In fact, the film-maker sees the beleaguered Labour leader as the answer to much of the mess which Britain finds itself in.
"It seems to me the only way through the morass is a Labour party led by Jeremy Corbyn – they would end the assessments and re-examine the whole sanctions issue," says Loach. "But more particularly, there would be public investment in jobs, in real industrial jobs, in the areas that are blighted like the north east [of England] and other parts of [Britain] where the jobs have gone.
"Everybody's got to make a contribution and everyone's got to get a proper wage for it that they can live on, get a house with it, bring a family up and live in dignity like they used to. Everything else is a palliative.
"Certainly, Labour under Blair and Brown had no plan for that; they allowed the areas to rot. Business won't go there unless they can make a profit out of a vulnerable workforce on zero hours' contracts and agency work that you can turn on and off like a tap."
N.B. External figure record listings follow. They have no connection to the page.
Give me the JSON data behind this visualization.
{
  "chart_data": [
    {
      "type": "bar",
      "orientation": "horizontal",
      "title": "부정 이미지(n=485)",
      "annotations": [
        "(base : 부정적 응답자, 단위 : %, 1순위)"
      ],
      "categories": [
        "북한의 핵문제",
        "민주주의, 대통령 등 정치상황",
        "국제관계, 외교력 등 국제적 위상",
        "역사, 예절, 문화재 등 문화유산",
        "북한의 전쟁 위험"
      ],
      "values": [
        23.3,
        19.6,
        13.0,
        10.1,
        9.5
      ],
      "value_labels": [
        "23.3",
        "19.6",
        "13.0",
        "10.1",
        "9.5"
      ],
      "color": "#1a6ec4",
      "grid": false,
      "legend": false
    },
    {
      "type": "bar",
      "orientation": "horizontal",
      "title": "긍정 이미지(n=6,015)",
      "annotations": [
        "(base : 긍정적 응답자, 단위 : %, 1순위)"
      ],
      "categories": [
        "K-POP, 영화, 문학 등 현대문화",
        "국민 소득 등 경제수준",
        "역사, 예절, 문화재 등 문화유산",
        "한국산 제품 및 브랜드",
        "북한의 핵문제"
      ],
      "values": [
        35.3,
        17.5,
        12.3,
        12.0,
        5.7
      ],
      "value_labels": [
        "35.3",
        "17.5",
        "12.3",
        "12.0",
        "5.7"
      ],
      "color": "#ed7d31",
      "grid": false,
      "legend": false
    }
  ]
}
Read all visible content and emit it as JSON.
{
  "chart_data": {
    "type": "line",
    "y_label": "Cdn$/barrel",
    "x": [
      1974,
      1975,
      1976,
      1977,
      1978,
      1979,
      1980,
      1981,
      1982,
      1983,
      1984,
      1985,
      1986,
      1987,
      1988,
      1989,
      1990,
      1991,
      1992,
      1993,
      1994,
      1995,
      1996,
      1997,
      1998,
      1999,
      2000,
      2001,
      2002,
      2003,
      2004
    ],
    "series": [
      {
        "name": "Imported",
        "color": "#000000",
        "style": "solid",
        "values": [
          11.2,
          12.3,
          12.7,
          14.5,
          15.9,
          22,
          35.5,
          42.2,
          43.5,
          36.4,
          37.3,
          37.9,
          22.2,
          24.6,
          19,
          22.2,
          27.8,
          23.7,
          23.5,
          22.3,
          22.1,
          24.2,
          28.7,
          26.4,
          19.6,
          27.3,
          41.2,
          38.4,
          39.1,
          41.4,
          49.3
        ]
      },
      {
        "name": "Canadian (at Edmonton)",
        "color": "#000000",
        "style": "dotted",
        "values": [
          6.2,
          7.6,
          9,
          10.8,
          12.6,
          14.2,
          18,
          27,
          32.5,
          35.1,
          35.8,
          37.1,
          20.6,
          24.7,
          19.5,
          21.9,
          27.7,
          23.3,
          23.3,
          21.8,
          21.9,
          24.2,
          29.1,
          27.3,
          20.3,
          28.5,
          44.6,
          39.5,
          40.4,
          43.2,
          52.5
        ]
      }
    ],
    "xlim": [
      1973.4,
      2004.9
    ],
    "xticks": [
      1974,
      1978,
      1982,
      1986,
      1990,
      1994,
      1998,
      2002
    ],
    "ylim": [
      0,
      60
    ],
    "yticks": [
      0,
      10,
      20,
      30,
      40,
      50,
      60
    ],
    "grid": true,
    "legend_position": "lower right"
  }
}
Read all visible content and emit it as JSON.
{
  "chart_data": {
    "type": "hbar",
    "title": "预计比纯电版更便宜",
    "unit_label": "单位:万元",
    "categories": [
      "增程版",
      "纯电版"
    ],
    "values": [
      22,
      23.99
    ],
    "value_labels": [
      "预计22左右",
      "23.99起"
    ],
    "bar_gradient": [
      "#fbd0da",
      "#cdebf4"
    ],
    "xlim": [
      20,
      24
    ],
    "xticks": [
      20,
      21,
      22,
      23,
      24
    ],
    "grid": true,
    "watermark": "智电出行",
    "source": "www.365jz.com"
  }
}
It's been 50 years since Loach's seminal 'social realist' drama Cathy Come Home, a tale of one family's descent into poverty, was first shown on BBC One.
Watched by 12 million people in November 1966 – a quarter of the British population at the time – it stunned viewers, as issues such as homelessness and unemployment had never really been discussed before. Such was its impact, the charity Crisis was set up the following year.
Loach has said he "prefers the days of Cathy" when the world was "more congenial, with a stronger sense of social responsibility".
He and his wife, Lesley, have 10 grandchildren ("nearly a football team") – and he admits he worries for their future.
"With 10, it's very hard to see how everyone will get through unscathed. Whether they'll all find jobs and somewhere to live, and all do what you'd hope they would do. It's very hard to imagine.
"Inevitably, they're forced into this competitive thing of trying to get the best exams, because that's the world they're in. But it's not the only way to succeed. Some may be lovely people, but they may not be great at exams, so they will then suffer and why should they? Everyone's got a place and a contribution, and you want to cherish everybody.
"We can't say, 'Every child should be treated equally', and then keep a divisive education system and large areas with nothing for anybody to do."
Loach would like people who watch I, Daniel Blake to "see the world through his eyes" and then ask "the big questions", like: "Why are we living like this? Why are the government behaving like this?"
As for what's next, he's not sure there will be another film.
"Paul and I are talking about stuff all the time, but whether I'll be able to do another... My missus gets fed up with me being away all the time, I don't know if I'll get another one done," says Loach.
"I'll have to wait and see."
:: I, Daniel Blake is in cinemas now.